Em um marco para a regulamentação global, os estados-membros da Organização Internacional do Trabalho (OIT) aprovaram, nesta sexta-feira (12), um acordo inédito focado em promover o trabalho decente para os profissionais que atuam em plataformas digitais. Esta iniciativa visa estabelecer as primeiras diretrizes mundiais para proteger os trabalhadores de apps.
Denominada Convenção Internacional Sobre o Trabalho Decente na Economia de Plataformas, esta medida representa o esforço da OIT em criar um conjunto inicial de normas globais. O objetivo é salvaguardar os prestadores de serviço que operam através de aplicativos digitais, conectando-os a clientes de forma autônoma.

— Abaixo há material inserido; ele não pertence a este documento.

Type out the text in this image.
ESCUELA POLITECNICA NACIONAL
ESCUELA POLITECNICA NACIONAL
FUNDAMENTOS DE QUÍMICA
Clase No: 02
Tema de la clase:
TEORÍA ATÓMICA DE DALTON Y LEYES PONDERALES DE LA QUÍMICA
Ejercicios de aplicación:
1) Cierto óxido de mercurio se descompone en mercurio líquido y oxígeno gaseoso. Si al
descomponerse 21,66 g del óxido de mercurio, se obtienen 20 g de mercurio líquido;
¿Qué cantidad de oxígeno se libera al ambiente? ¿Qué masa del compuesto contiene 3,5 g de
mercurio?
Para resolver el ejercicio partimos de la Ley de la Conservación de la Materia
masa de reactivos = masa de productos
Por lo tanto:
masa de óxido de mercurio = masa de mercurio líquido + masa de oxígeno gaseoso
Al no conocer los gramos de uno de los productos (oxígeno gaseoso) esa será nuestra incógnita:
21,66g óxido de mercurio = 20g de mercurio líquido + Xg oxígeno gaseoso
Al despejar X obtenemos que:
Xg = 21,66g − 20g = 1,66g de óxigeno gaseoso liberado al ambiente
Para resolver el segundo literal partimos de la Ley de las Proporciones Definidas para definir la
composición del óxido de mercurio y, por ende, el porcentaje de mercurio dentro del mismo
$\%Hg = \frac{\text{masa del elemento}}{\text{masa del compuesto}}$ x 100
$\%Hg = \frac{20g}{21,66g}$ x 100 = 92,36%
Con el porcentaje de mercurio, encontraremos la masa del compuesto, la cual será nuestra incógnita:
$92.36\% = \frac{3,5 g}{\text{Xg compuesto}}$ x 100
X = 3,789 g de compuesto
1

O documento aprovado detalha as definições de plataformas digitais de trabalho e de seus respectivos trabalhadores. Ele estabelece diretrizes claras para assegurar os direitos desses profissionais, com aplicação obrigatória para todas as empresas que atuam em nações signatárias da convenção.
Reconhece-se que, apesar de gerar oportunidades de emprego e renda, essa modalidade de trabalho também apresenta desafios socioeconômicos significativos, que demandam atenção e enfrentamento em escala global.
Entre as obrigações dos países signatários, destacam-se o respeito e a promoção das liberdades de associação e sindicalização, bem como o direito à negociação coletiva. As condições de trabalho seguro e saudável também são enfatizadas, com foco na prevenção de acidentes e doenças ocupacionais.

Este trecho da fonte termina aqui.